Faculty Member Steve Everett Bangs the Drum for Women
by Flora B. Anthony
Steve Everett is the director of the Center for Faculty Development and Excellence, a composer, and a professor of music at Emory.
While taking drumming lessons from men in the homes where he stayed in the rural state of Andhra Pradesh, India, Steve Everett noticed that the women in the house spent most of the day in the miserably hot kitchens cooking meals. In fact, he rarely saw or was allowed to interact with them. He was unable to concentrate on the lessons, but instead shifted his focus to the sounds coming from behind the kitchen doors—the rhythmic and often musical banging of pots and pans. He heard the clamor and realized that these noises were the only real voices these women possessed.
Everett recalls his early years growing up in Rome, Georgia, a place and time very rooted in the Jim Crow South, and being quite disturbed and confused by public signs that served as dividing lines between “colored” and “white.” He later went on to study musical history and theory in college. That is when he started to notice that the literature he was studying and performing consisted of music created only by white men of European descent. During the trip to South India to study drumming, Everett already was cognizant of lost voices and inequality. Hearing those women banging pots and pans was transformative for him and became the foundation for the majority of his musical compositions that he would create throughout his career.
Upon returning to the states after India, Everett created a composition called The Kitchen, part of an evening long performance he organized entitled, The Maiden Returns. This work evoked a very disturbing story in the history of Indian women - the kitchen fire suicides. In India’s history, women who were miserable in marriage and could not escape through divorce because of the social stigma attached would “accidentally perish” in a kitchen fire. Divorce was not an option for many women since it usually meant that their female children and relatives would not find spouses as a result. Today that practice has substantially vanished.
In 1993 Everett decided to apply for and received a university research grant to spend a semester studying women writers who lived in oppressive cultures. He wanted to better understand the techniques they used to express themselves. During this time he discovered an Indian poet named Vimala from Andhra Pradesh who wrote “The Kitchen,” depicting exactly what he noticed in the homes where he stayed in India. The poem was about the repetitions of rhythm, sound, and energy around food, and he put this piece to music.
He also wanted to explore gender inequities through sound and began reading the works of great feminist poets and writers. Rebecca West’s quotation—“Feminism is the radical notion that women are people”—particularly resonated with him. Everett continued to wonder why women are stereotyped in the manner they are and how traditional narratives about women might be altered. In another composition “Table and Chairs” for soprano and piano, Everett set female monologues from three American plays to music to create parodies of female stereotypes. These works are simultaneously humorous and incredibly sad.

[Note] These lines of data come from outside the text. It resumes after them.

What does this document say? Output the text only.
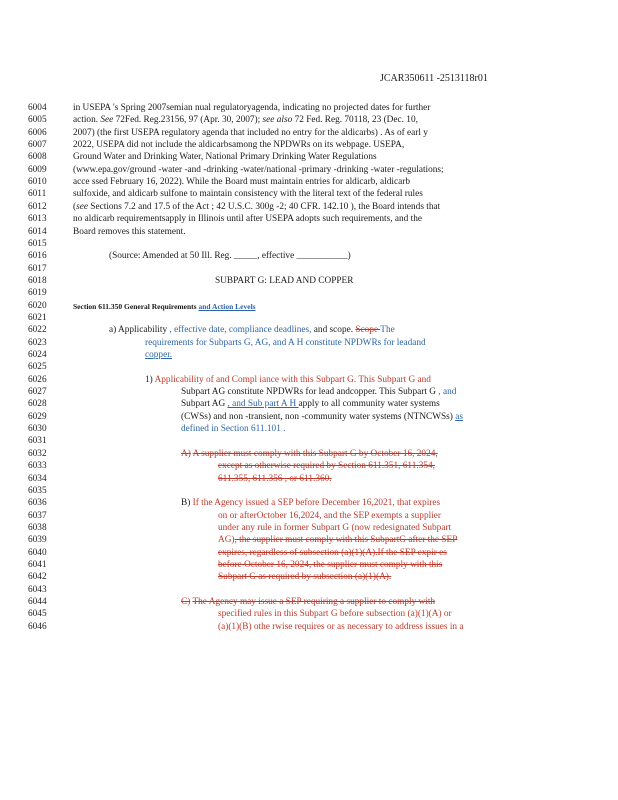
JCAR350611 -2513118r01
6004	in USEPA 's Spring 2007semian nual regulatoryagenda, indicating no projected dates for further
6005	action. See 72Fed. Reg.23156, 97 (Apr. 30, 2007); see also 72 Fed. Reg. 70118, 23 (Dec. 10,
6006	2007) (the first USEPA regulatory agenda that included no entry for the aldicarbs) . As of earl y
6007	2022, USEPA did not include the aldicarbsamong the NPDWRs on its webpage. USEPA,
6008	Ground Water and Drinking Water, National Primary Drinking Water Regulations
6009	(www.epa.gov/ground -water -and -drinking -water/national -primary -drinking -water -regulations;
6010	acce ssed February 16, 2022). While the Board must maintain entries for aldicarb, aldicarb
6011	sulfoxide, and aldicarb sulfone to maintain consistency with the literal text of the federal rules
6012	(see Sections 7.2 and 17.5 of the Act ; 42 U.S.C. 300g -2; 40 CFR. 142.10 ), the Board intends that
6013	no aldicarb requirementsapply in Illinois until after USEPA adopts such requirements, and the
6014	Board removes this statement.
6015
6016	(Source: Amended at 50 Ill. Reg. _____, effective ___________)
6017
6018	SUBPART G: LEAD AND COPPER
6019
6020	Section 611.350 General Requirements and Action Levels
6021
6022	a) Applicability , effective date, compliance deadlines, and scope. Scope The
6023	requirements for Subparts G, AG, and A H constitute NPDWRs for leadand
6024	copper.
6025
6026	1) Applicability of and Compl iance with this Subpart G. This Subpart G and
6027	Subpart AG constitute NPDWRs for lead andcopper. This Subpart G , and
6028	Subpart AG , and Sub part A H apply to all community water systems
6029	(CWSs) and non -transient, non -community water systems (NTNCWSs) as
6030	defined in Section 611.101 .
6031
6032	A) A supplier must comply with this Subpart G by October 16, 2024,
6033	except as otherwise required by Section 611.351, 611.354,
6034	611.355, 611.356 , or 611.360.
6035
6036	B) If the Agency issued a SEP before December 16,2021, that expires
6037	on or afterOctober 16,2024, and the SEP exempts a supplier
6038	under any rule in former Subpart G (now redesignated Subpart
6039	AG), the supplier must comply with this SubpartG after the SEP
6040	expires, regardless of subsection (a)(1)(A).If the SEP expir es
6041	before October 16, 2024, the supplier must comply with this
6042	Subpart G as required by subsection (a)(1)(A).
6043
6044	C) The Agency may issue a SEP requiring a supplier to comply with
6045	specified rules in this Subpart G before subsection (a)(1)(A) or
6046	(a)(1)(B) othe rwise requires or as necessary to address issues in a
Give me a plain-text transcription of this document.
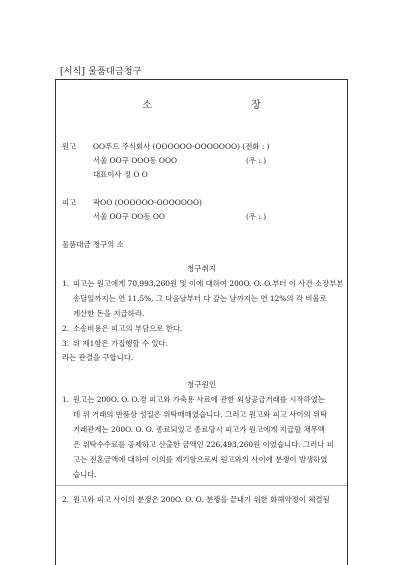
[서식] 물품대금청구
소 장
원고 OO푸드 주식회사 (OOOOOO-OOOOOOO) (전화 : )
서울 OO구 OOO동 OOO	(우 : )
대표이사 정 O O
피고 곽OO (OOOOOO-OOOOOOO)
서울 OO구 OO동 OO	(우 : )
물품대금 청구의 소
청구취지
1. 피고는 원고에게 70,993,260원 및 이에 대하여 200O. O. O.부터 이 사건 소장부본
송달일까지는 연 11.5%, 그 다음날부터 다 갚는 날까지는 연 12%의 각 비율로
계산한 돈을 지급하라.
2. 소송비용은 피고의 부담으로 한다.
3. 위 제1항은 가집행할 수 있다.
라는 판결을 구합니다.
청구원인
1. 원고는 200O. O. O.경 피고와 가축용 사료에 관한 외상공급거래를 시작하였는
데 위 거래의 반품상 성질은 위탁매매였습니다. 그러고 원고와 피고 사이의 위탁
거래관계는 200O. O. O. 종료되었고 종료당시 피고가 원고에게 지급할 채무액
은 위탁수수료를 공제하고 산출한 금액인 226,493,260원 이었습니다. 그러나 피
고는 전혼금액에 대하여 이의를 제기함으로써 원고와의 사이에 분쟁이 발생하였
습니다.
2. 원고와 피고 사이의 분쟁은 200O. O. O. 분쟁을 끝내기 위한 화해약정이 체결됨
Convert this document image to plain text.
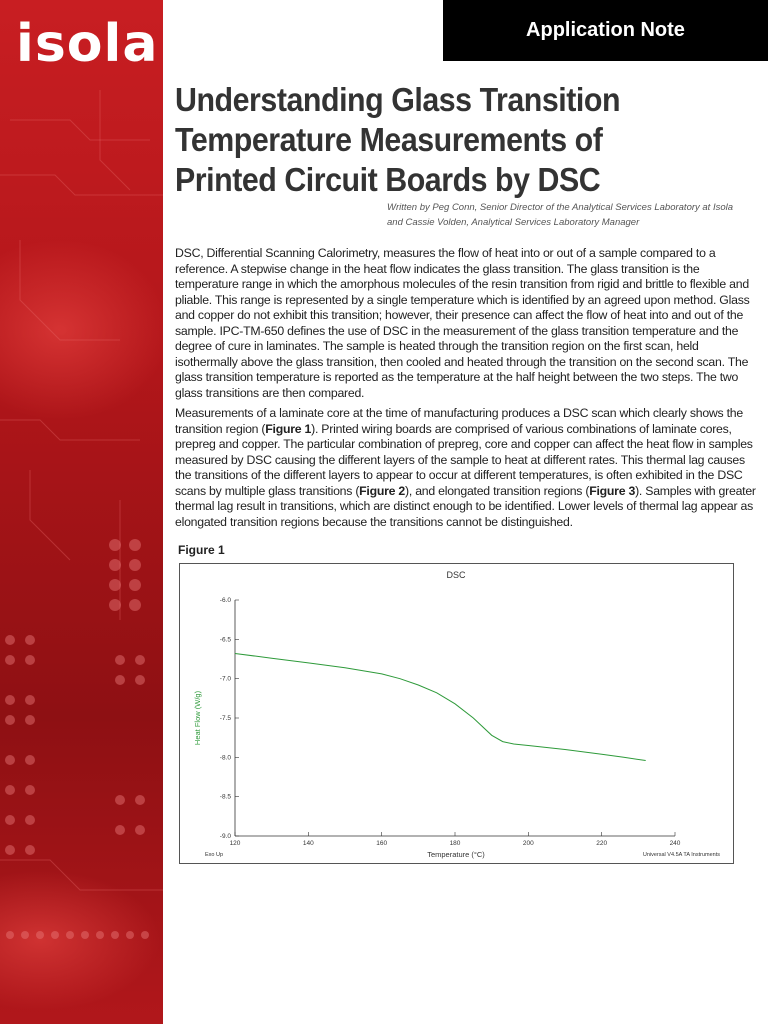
isola	Application Note
Understanding Glass Transition Temperature Measurements of Printed Circuit Boards by DSC
Written by Peg Conn, Senior Director of the Analytical Services Laboratory at Isola
and Cassie Volden, Analytical Services Laboratory Manager

DSC, Differential Scanning Calorimetry, measures the flow of heat into or out of a sample compared to a reference. A stepwise change in the heat flow indicates the glass transition. The glass transition is the temperature range in which the amorphous molecules of the resin transition from rigid and brittle to flexible and pliable. This range is represented by a single temperature which is identified by an agreed upon method. Glass and copper do not exhibit this transition; however, their presence can affect the flow of heat into and out of the sample. IPC-TM-650 defines the use of DSC in the measurement of the glass transition temperature and the degree of cure in laminates. The sample is heated through the transition region on the first scan, held isothermally above the glass transition, then cooled and heated through the transition on the second scan. The glass transition temperature is reported as the temperature at the half height between the two steps. The two glass transitions are then compared.

Measurements of a laminate core at the time of manufacturing produces a DSC scan which clearly shows the transition region (Figure 1). Printed wiring boards are comprised of various combinations of laminate cores, prepreg and copper. The particular combination of prepreg, core and copper can affect the heat flow in samples measured by DSC causing the different layers of the sample to heat at different rates. This thermal lag causes the transitions of the different layers to appear to occur at different temperatures, is often exhibited in the DSC scans by multiple glass transitions (Figure 2), and elongated transition regions (Figure 3). Samples with greater thermal lag result in transitions, which are distinct enough to be identified. Lower levels of thermal lag appear as elongated transition regions because the transitions cannot be distinguished.

Figure 1
DSC
120	140	160	180	200	220	240
-6.0
-6.5
-7.0
-7.5
-8.0
-8.5
-9.0
Temperature (°C)
Heat Flow (W/g)
Exo Up	Universal V4.5A TA Instruments
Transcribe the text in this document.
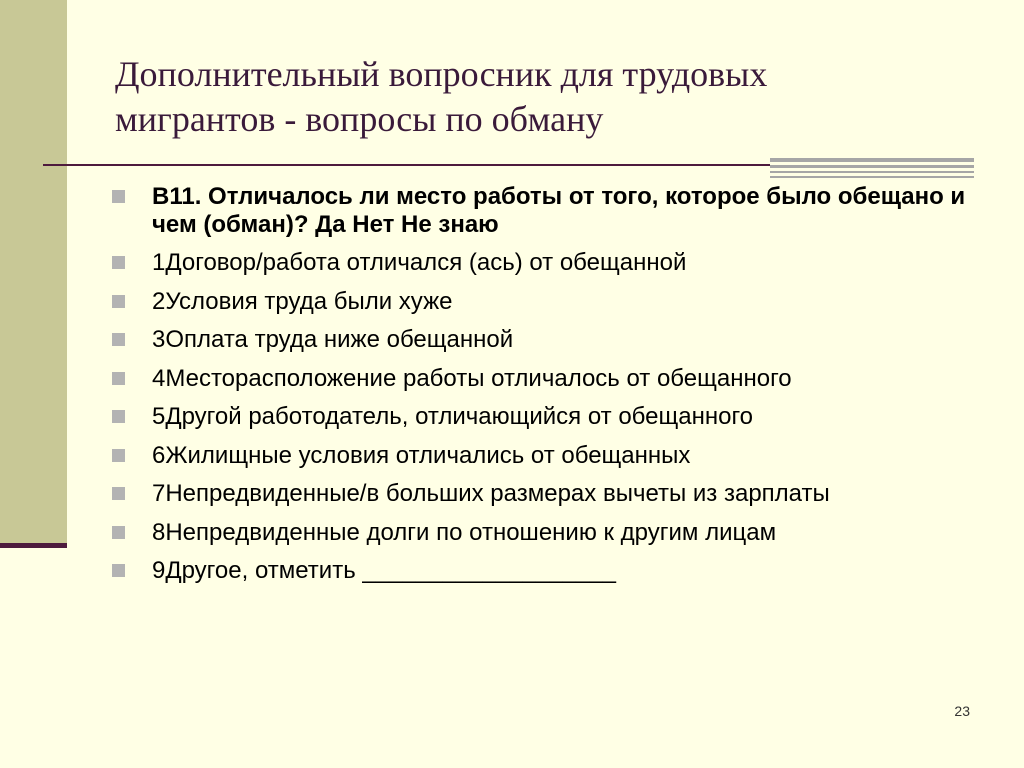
Дополнительный вопросник для трудовых
мигрантов - вопросы по обману
B11. Отличалось ли место работы от того, которое было обещано и чем (обман)? Да Нет Не знаю
1Договор/работа отличался (ась) от обещанной
2Условия труда были хуже
3Оплата труда ниже обещанной
4Месторасположение работы отличалось от обещанного
5Другой работодатель, отличающийся от обещанного
6Жилищные условия отличались от обещанных
7Непредвиденные/в больших размерах вычеты из зарплаты
8Непредвиденные долги по отношению к другим лицам
9Другое, отметить ___________________
23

A few years later, Everett read Natasha Trethewey’s collection Bellocq’s Ophelia, which is aptly situated in early 20th century Storyville, New Orleans, a place where jazz became popular and flourished. It was here, in the more than 250 brothels, that many jazz artists were able to find steady employment. E. J. Bellocq photographed the women in these brothels. These images transfixed Trethewey, and she created a collection of poems as a sort of imaginary diary for a number of the women in the Bellocq photographs. After reading Trethewey’s volume, Everett immediately contacted her and worked with her for two years to create his chamber opera, Ophelia’s Gaze for soprano, string quartet, live electronic audio, and live video. In this work, the woman in the photograph (named “Ophelia” by Trethewey) is understood to be trapped by the gaze of everyone else in her life and her image can only reflect what others want her to be. In the end, Everett attempts to release Ophelia from her state of oppression and give her the power of the gaze herself – a pathway to her own freedom.
In the course of the interview with Everett, he kept returning to the women who played the characters, sang the songs, and wrote the poetry in his compositions. As a male whose work that primarily deals with feminist issues, he recognizes the contributions that women continue to make and the struggles they often endure in every culture. When asked about himself, he instead gave me generous detail about the way the women performers engaged with his musical material, how he knew them, and what they are working on now. He understands, it seems, that men have claimed the lion’s share of attention throughout history and seems more than happy to shift that lens toward the many strong and intelligent women he knows who are invested in helping to shape the world around them.
Flora B. Anthony is the 2012–2013 Center for Women Graduate Fellow and an Egyptology PhD candidate in Art History. Anthony previously worked with Steve Everett at the Center for Faculty Development and Excellence.